Getting ready to rally
Now I’d like to brag about the fact that I got to ride the TVS Sherco RTR 450 - the big daddy - the Dakar bike. But after looking at the riding abilities that most of us exhibited, the good folks at the TVS Sherco racing team decided that it was best to let us have just a short spin on it on the hard packed sand near the bivouac. And it’s probably a good thing, as none of us wanted to have the shame of having dropped a proper Dakar bike on our resumes. From the few minutes on the bike, it became clear that it was a whole different beast - much heavier at 135kg, and even taller with a seat height of 970mm. The biggest differentiator was the extremely capable suspension with a massive 300mm of travel at the front and 330mm at the rear. While the RTR 450 was a lot more comfortable to sit on than the other bikes, it did feel more akin to a large adventure bike when trying to get it to turn. But apart from that, all I can add is that it felt like a severely beefed up version of the 450 enduro.
However, the bike that really impressed the most was the 450 Rally Lite - the same bike that Tanveer rode to his second-place finish in the Enduro category of the Rallye du Maroc. There wasn’t too much to tell it apart from the 450 SEF at first glance, except for the large navigation tower at the front of the bike and the auxiliary fuel tank at the rear. But closer inspection revealed that this was running on rally-spec MAC suspension. Again, we didn’t spend too much time riding this bike, but with nearly the same lightness as the standard Enduro and finely tuned suspension, it just glided over the sand as if we were riding on a slightly bumpy road. Even landing jumps didn’t faze the bike one bit.

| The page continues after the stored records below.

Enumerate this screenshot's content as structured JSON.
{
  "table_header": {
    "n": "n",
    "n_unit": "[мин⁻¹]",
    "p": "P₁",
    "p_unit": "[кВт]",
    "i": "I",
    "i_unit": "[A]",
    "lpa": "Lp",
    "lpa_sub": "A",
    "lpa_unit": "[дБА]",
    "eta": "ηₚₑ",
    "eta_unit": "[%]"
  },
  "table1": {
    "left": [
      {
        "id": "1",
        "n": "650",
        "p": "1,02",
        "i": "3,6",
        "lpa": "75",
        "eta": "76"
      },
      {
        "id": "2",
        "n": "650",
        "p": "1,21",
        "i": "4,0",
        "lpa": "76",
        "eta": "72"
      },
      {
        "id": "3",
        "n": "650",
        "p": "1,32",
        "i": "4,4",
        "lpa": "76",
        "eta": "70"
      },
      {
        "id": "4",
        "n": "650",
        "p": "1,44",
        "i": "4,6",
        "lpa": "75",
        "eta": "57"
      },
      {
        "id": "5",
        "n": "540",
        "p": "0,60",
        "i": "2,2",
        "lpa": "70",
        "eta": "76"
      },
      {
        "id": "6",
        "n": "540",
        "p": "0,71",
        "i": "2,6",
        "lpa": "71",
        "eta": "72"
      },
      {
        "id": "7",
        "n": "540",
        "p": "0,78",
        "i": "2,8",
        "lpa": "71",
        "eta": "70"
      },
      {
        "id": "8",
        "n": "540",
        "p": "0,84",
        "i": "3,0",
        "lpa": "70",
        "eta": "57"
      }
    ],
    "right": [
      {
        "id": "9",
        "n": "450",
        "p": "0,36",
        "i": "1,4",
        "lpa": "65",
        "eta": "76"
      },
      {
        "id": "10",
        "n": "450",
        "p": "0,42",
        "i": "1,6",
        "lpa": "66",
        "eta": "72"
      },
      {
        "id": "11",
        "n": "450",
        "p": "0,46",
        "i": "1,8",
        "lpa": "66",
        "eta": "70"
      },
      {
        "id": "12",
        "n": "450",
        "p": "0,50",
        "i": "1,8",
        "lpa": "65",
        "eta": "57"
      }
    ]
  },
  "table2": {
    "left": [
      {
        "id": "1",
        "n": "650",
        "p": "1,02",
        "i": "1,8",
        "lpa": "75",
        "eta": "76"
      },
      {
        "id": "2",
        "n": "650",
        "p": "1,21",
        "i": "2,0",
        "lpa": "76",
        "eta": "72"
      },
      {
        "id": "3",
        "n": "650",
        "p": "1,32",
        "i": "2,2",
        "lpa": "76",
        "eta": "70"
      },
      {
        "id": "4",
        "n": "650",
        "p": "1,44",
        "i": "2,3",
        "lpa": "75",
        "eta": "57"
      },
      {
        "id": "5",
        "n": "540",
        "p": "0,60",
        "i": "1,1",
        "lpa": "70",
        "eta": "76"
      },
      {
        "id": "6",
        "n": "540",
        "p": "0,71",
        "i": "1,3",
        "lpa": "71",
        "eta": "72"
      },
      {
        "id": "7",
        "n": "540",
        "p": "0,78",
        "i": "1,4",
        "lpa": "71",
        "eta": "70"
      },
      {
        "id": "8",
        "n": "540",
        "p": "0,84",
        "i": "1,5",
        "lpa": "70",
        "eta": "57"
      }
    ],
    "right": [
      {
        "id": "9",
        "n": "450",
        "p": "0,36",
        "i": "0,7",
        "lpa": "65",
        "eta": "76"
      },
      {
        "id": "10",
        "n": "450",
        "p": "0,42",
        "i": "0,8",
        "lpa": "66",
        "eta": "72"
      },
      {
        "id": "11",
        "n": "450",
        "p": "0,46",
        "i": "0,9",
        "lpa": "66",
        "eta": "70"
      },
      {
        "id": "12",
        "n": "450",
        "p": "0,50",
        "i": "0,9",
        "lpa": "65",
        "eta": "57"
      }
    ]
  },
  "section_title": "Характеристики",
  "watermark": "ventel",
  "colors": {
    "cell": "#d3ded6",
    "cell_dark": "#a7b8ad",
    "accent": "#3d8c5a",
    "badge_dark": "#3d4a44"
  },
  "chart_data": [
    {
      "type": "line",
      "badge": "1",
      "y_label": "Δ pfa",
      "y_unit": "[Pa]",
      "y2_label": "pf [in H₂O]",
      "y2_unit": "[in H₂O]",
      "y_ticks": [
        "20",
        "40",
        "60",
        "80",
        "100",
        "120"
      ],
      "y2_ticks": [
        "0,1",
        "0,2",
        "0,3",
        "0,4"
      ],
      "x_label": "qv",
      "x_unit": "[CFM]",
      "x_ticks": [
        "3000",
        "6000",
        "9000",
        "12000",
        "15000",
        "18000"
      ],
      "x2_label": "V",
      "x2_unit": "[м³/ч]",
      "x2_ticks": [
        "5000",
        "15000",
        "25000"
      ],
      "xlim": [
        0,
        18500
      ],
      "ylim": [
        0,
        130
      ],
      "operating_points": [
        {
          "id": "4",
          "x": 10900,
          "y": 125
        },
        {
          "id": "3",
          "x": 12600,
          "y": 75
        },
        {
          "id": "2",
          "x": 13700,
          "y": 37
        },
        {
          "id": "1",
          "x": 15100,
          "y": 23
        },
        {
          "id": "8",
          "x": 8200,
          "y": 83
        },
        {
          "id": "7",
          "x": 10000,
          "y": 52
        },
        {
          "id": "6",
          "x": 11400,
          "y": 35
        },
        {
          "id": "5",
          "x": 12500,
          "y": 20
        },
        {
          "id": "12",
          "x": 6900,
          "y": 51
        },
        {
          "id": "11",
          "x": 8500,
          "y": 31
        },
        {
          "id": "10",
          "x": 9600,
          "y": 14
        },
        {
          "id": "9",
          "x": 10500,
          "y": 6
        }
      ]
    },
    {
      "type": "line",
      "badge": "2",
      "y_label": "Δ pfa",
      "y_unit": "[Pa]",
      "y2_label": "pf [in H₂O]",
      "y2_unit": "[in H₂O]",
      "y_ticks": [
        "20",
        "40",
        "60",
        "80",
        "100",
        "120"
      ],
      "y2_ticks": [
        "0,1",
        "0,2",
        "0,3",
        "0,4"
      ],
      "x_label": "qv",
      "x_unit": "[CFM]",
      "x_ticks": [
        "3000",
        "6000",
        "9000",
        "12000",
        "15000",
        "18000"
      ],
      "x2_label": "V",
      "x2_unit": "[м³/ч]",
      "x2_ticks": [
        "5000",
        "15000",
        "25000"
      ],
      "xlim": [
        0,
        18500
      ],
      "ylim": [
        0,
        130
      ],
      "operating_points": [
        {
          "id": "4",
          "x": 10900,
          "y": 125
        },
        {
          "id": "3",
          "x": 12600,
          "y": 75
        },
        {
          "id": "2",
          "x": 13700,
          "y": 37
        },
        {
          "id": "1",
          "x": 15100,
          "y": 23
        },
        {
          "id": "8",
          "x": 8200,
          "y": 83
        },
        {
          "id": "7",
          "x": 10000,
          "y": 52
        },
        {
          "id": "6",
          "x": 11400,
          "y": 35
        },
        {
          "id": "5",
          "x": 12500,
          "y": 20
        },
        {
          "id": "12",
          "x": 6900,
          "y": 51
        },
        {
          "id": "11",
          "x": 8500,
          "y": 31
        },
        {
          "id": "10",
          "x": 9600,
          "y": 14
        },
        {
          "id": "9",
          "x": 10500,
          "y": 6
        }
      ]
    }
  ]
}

But the bike did demand our full attention, as it felt much more aggressive in its response compared to the SEF.
Honestly, I wish I could’ve waxed lyrical about how all these bikes handled, and how capable they were over the sand dunes, but the delta between bikes’ and my abilities was so high, that I was just left with a sense of amazement at the end of ride. Amazed at just how low both my mental and physical fitness levels are to handle such riding, but more amazed at just how these rally guys can race these bikes, over such terrain, at full chat at days on end. Much respect!